I started the day writing a haiku which by some miracle had nothing to do with hands, instead it was focused on my theme of the day: Grace.
Grace - the word, today
Felt in paint, seen in music
Washer flows over
I have had so much energy coursing through me it is… close to relentless, I think it is because I am so enjoying the vibe each of you, those who are participating in Art Every Day Month, bring to me when you comment and when I visit your blogs and witness your work and comment.
Something magic happens when we do this: support and witness one another’s creativity and art. It brings everything to a higher level. It reminds me of the poetry website I frequent so yesterday's movement through the block poem is exceptionally fitting for this post, too.Here is a link to my poem, "Percolate Again, Please" if you are interested.
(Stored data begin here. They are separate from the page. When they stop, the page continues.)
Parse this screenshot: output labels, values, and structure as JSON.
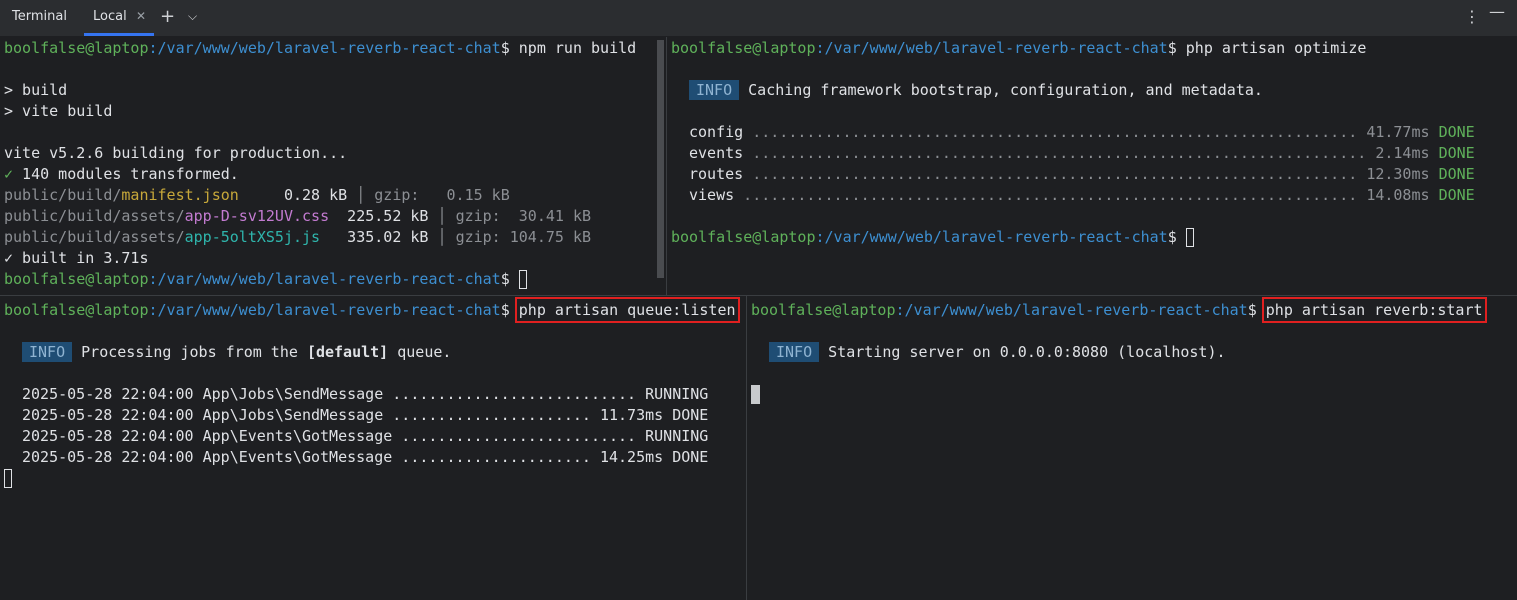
{
  "toolbar": {
    "title": "Terminal",
    "tab_label": "Local",
    "close_glyph": "✕",
    "add_glyph": "+",
    "dropdown_glyph": "⌵",
    "more_glyph": "⋮",
    "minimize_glyph": "—"
  },
  "prompt": {
    "user": "boolfalse@laptop",
    "path": ":/var/www/web/laravel-reverb-react-chat",
    "dollar": "$"
  },
  "pane1": {
    "command": "npm run build",
    "l_build": "> build",
    "l_vite": "> vite build",
    "l_vite_ver": "vite v5.2.6 building for production...",
    "check": "✓",
    "l_modules": " 140 modules transformed.",
    "files": [
      {
        "dir": "public/build/",
        "name": "manifest.json",
        "size": "     0.28 kB",
        "sep": " │ ",
        "gzip": "gzip:   0.15 kB"
      },
      {
        "dir": "public/build/assets/",
        "name": "app-D-sv12UV.css",
        "size": "  225.52 kB",
        "sep": " │ ",
        "gzip": "gzip:  30.41 kB"
      },
      {
        "dir": "public/build/assets/",
        "name": "app-5oltXS5j.js",
        "size": "   335.02 kB",
        "sep": " │ ",
        "gzip": "gzip: 104.75 kB"
      }
    ],
    "l_built": " built in 3.71s"
  },
  "pane2": {
    "command": "php artisan optimize",
    "info": "INFO",
    "info_text": "Caching framework bootstrap, configuration, and metadata.",
    "rows": [
      {
        "name": "config",
        "dots": " ................................................................... ",
        "time": "41.77ms",
        "status": "DONE"
      },
      {
        "name": "events",
        "dots": " .................................................................... ",
        "time": "2.14ms",
        "status": "DONE"
      },
      {
        "name": "routes",
        "dots": " ................................................................... ",
        "time": "12.30ms",
        "status": "DONE"
      },
      {
        "name": "views",
        "dots": " .................................................................... ",
        "time": "14.08ms",
        "status": "DONE"
      }
    ]
  },
  "pane3": {
    "command": "php artisan queue:listen",
    "info": "INFO",
    "info_text_a": "Processing jobs from the ",
    "info_text_b": "[default]",
    "info_text_c": " queue.",
    "jobs": [
      {
        "text": "2025-05-28 22:04:00 App\\Jobs\\SendMessage ........................... ",
        "time": "",
        "status": "RUNNING"
      },
      {
        "text": "2025-05-28 22:04:00 App\\Jobs\\SendMessage ...................... ",
        "time": "11.73ms",
        "status": "DONE"
      },
      {
        "text": "2025-05-28 22:04:00 App\\Events\\GotMessage .......................... ",
        "time": "",
        "status": "RUNNING"
      },
      {
        "text": "2025-05-28 22:04:00 App\\Events\\GotMessage ..................... ",
        "time": "14.25ms",
        "status": "DONE"
      }
    ]
  },
  "pane4": {
    "command": "php artisan reverb:start",
    "info": "INFO",
    "info_text": "Starting server on 0.0.0.0:8080 (localhost)."
  },
  "colors": {
    "background": "#1e1f22",
    "prompt_user": "#5fb15a",
    "prompt_path": "#3d8fd1",
    "highlight_box": "#e02020",
    "info_badge": "#1f4d74"
  }
}
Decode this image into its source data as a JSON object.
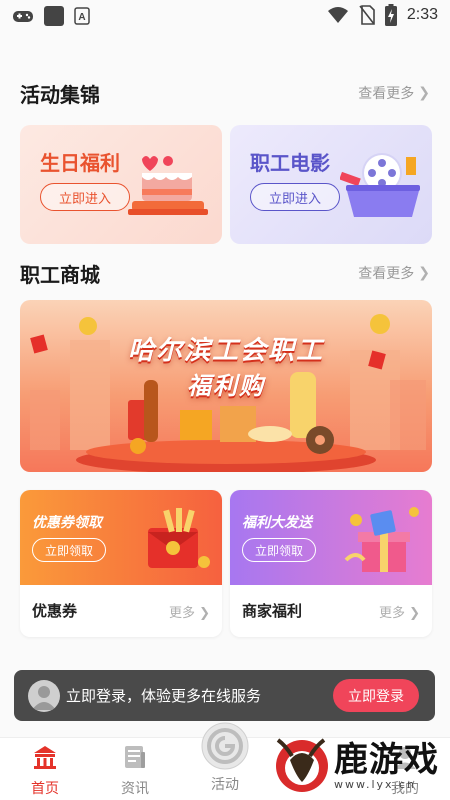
{
  "status_bar": {
    "time": "2:33"
  },
  "sections": {
    "activities": {
      "title": "活动集锦",
      "more": "查看更多"
    },
    "mall": {
      "title": "职工商城",
      "more": "查看更多"
    }
  },
  "activity_cards": [
    {
      "title": "生日福利",
      "button": "立即进入",
      "title_color": "#e9532f",
      "bg": "#fde6df"
    },
    {
      "title": "职工电影",
      "button": "立即进入",
      "title_color": "#5a55c9",
      "bg": "#e9e8fb"
    }
  ],
  "banner": {
    "line1": "哈尔滨工会职工",
    "line2": "福利购"
  },
  "promos": [
    {
      "title": "优惠券领取",
      "button": "立即领取",
      "label": "优惠券",
      "more": "更多"
    },
    {
      "title": "福利大发送",
      "button": "立即领取",
      "label": "商家福利",
      "more": "更多"
    }
  ],
  "login_bar": {
    "text": "立即登录，体验更多在线服务",
    "button": "立即登录"
  },
  "tabbar": [
    {
      "label": "首页",
      "icon": "home-icon",
      "active": true
    },
    {
      "label": "资讯",
      "icon": "news-icon",
      "active": false
    },
    {
      "label": "活动",
      "icon": "activity-icon",
      "active": false
    },
    {
      "label": "我的",
      "icon": "profile-icon",
      "active": false
    }
  ],
  "watermark": {
    "text": "鹿游戏",
    "sub": "www.lyx.cn"
  },
  "colors": {
    "accent": "#e4332a",
    "login_button": "#f0455a"
  }
}
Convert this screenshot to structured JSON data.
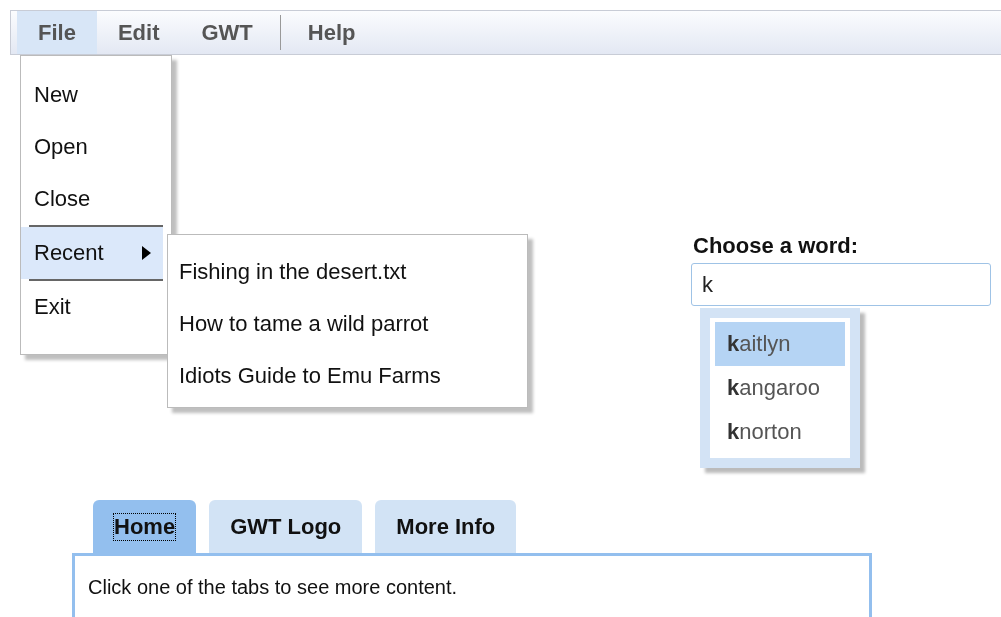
{
  "menubar": {
    "items": [
      {
        "label": "File",
        "selected": true
      },
      {
        "label": "Edit",
        "selected": false
      },
      {
        "label": "GWT",
        "selected": false
      },
      {
        "kind": "separator"
      },
      {
        "label": "Help",
        "selected": false
      }
    ]
  },
  "file_menu": {
    "items": [
      {
        "kind": "item",
        "label": "New",
        "selected": false
      },
      {
        "kind": "item",
        "label": "Open",
        "selected": false
      },
      {
        "kind": "item",
        "label": "Close",
        "selected": false
      },
      {
        "kind": "separator"
      },
      {
        "kind": "submenu",
        "label": "Recent",
        "selected": true
      },
      {
        "kind": "separator"
      },
      {
        "kind": "item",
        "label": "Exit",
        "selected": false
      }
    ]
  },
  "recent_menu": {
    "items": [
      "Fishing in the desert.txt",
      "How to tame a wild parrot",
      "Idiots Guide to Emu Farms"
    ]
  },
  "word_box": {
    "label": "Choose a word:",
    "value": "k",
    "suggestions": [
      {
        "text": "**k**aitlyn",
        "selected": true
      },
      {
        "text": "**k**angaroo",
        "selected": false
      },
      {
        "text": "**k**norton",
        "selected": false
      }
    ]
  },
  "tabs": [
    {
      "label": "Home",
      "selected": true
    },
    {
      "label": "GWT Logo",
      "selected": false
    },
    {
      "label": "More Info",
      "selected": false
    }
  ],
  "tab_content": "Click one of the tabs to see more content."
}
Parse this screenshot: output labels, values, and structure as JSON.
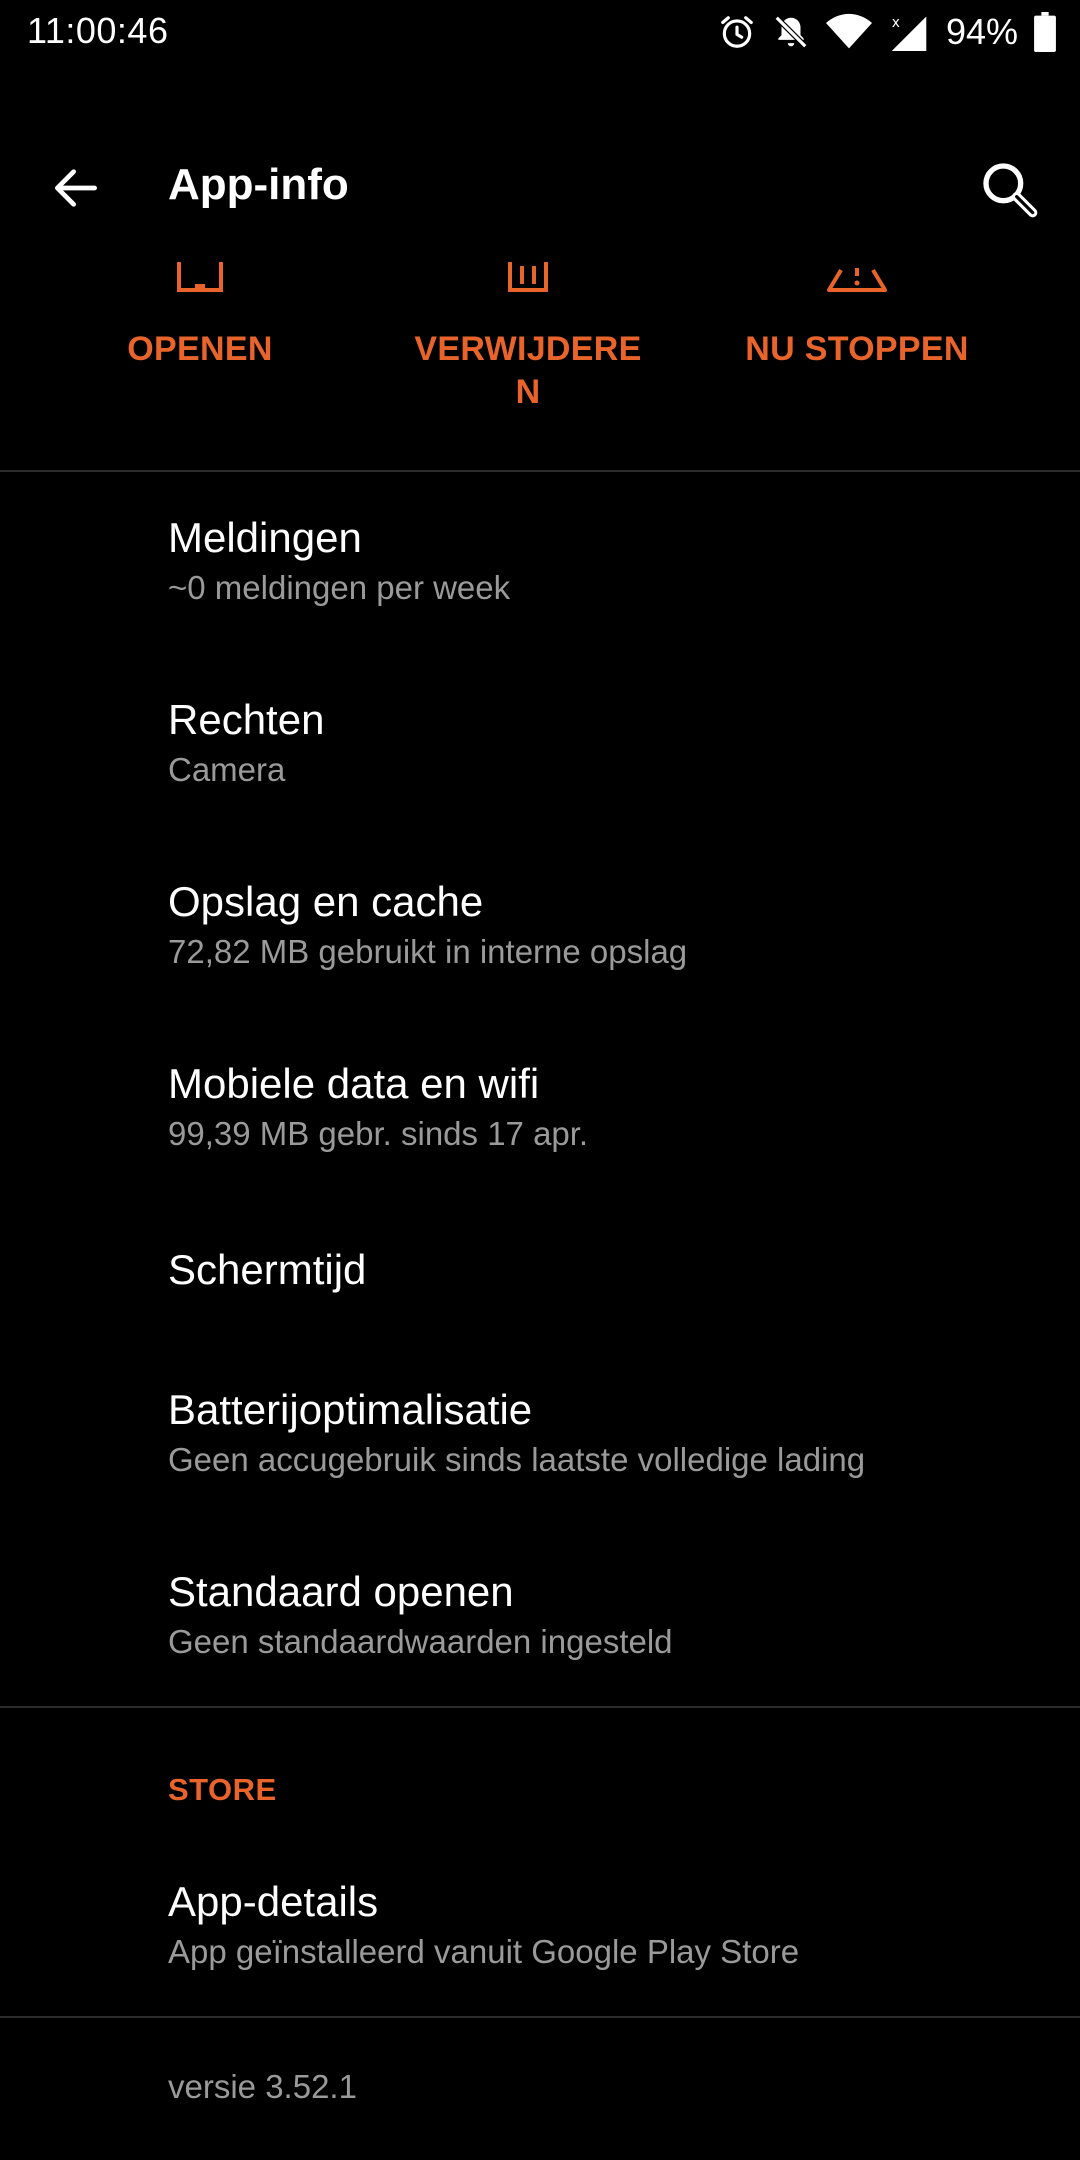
{
  "status_bar": {
    "time": "11:00:46",
    "battery_percent": "94%",
    "icons": [
      "alarm-icon",
      "notifications-off-icon",
      "wifi-icon",
      "cellular-signal-icon",
      "battery-icon"
    ]
  },
  "app_bar": {
    "title": "App-info",
    "back_icon": "arrow-back-icon",
    "search_icon": "search-icon"
  },
  "actions": [
    {
      "label": "OPENEN",
      "icon": "open-icon"
    },
    {
      "label": "VERWIJDEREN",
      "icon": "delete-icon"
    },
    {
      "label": "NU STOPPEN",
      "icon": "warning-icon"
    }
  ],
  "list": [
    {
      "title": "Meldingen",
      "subtitle": "~0 meldingen per week"
    },
    {
      "title": "Rechten",
      "subtitle": "Camera"
    },
    {
      "title": "Opslag en cache",
      "subtitle": "72,82 MB gebruikt in interne opslag"
    },
    {
      "title": "Mobiele data en wifi",
      "subtitle": "99,39 MB gebr. sinds 17 apr."
    },
    {
      "title": "Schermtijd"
    },
    {
      "title": "Batterijoptimalisatie",
      "subtitle": "Geen accugebruik sinds laatste volledige lading"
    },
    {
      "title": "Standaard openen",
      "subtitle": "Geen standaardwaarden ingesteld"
    }
  ],
  "store": {
    "header": "STORE",
    "item": {
      "title": "App-details",
      "subtitle": "App geïnstalleerd vanuit Google Play Store"
    }
  },
  "version": "versie 3.52.1",
  "colors": {
    "accent": "#e8642b",
    "background": "#000000",
    "text_primary": "#ffffff",
    "text_secondary": "#9a9a9a",
    "divider": "#2b2b2b"
  }
}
It is natural, then, that I returned to creating visual art with my hands as my inspiration – and I am so in love with them and the process, it is like I am in a whirlwind hand romance it is so crazy.
I painted two watercolor hands focusing on “GRACE” and “YES” and then my friend, Cameron, called to see if I wanted to go to coffee at Dagny’s. I leaped at the opportunity, of course, but I grabbed my camera on my way out.
What did I take photos of at Dagny’s? Hands. More hands.
I started on the hand I was most excited about – a hand incorporating several of my portraits from my 365Self Portrait Project. It is a group from Flickr and being a part of this project completely shifted my view of myself: first physically and then, creatively.
I sensed my hand project is another form of self portrait and I was so excited to bring these two together. Perhaps too excited, because I went to quickly and the outcome is the me on the self portraits became… me with splotchy green skin.
When I first saw this, I was very upset – and then I remembered I have plenty of self portrait copies, all I have to do is wait to cover those images with the same images, but this time the paint will be completely dry before I do it and not bleed through. I almost thought about not telling on myself. I almost thought about pretending THAT hand hadn’t been made.
But then I realized, it is beautiful, even in green face.
It is just like I have found myself to be beautiful, even with my “less than perfect” appearance.
The more I think about it, the more I wonder if I should just leave the hand alone and keep myself with green skin?
Maybe I will make another version and keep this one, too. I remember at an exhibit of William Blake’s work how much I enjoyed seeing his rough drafts. I don’t think it is an accident that I got mottled blue – green skin.
Do you?
Hmmm. Makes me wonder how often we cover up “rough drafts” for fear of what other people think and what would happen if we let them see our not-so-smooth copies? I am not talking about “bad art” like we were discussing earlier in Art Every Day Month, I am talking about process and what we discover through the process.
What rough drafts have you been willing to expose?
What happened when you showed them?
What did you learn from it?
I will create from those prompts… feels just right. And if they inspire you, it is icing on the cake. I have been so inspired by this process, it feels natural to want to give inspiration back, to help move the process of each person along...
Ahhhh. Sweet. Rough. Drafts. and. Mottled. Green. Skin.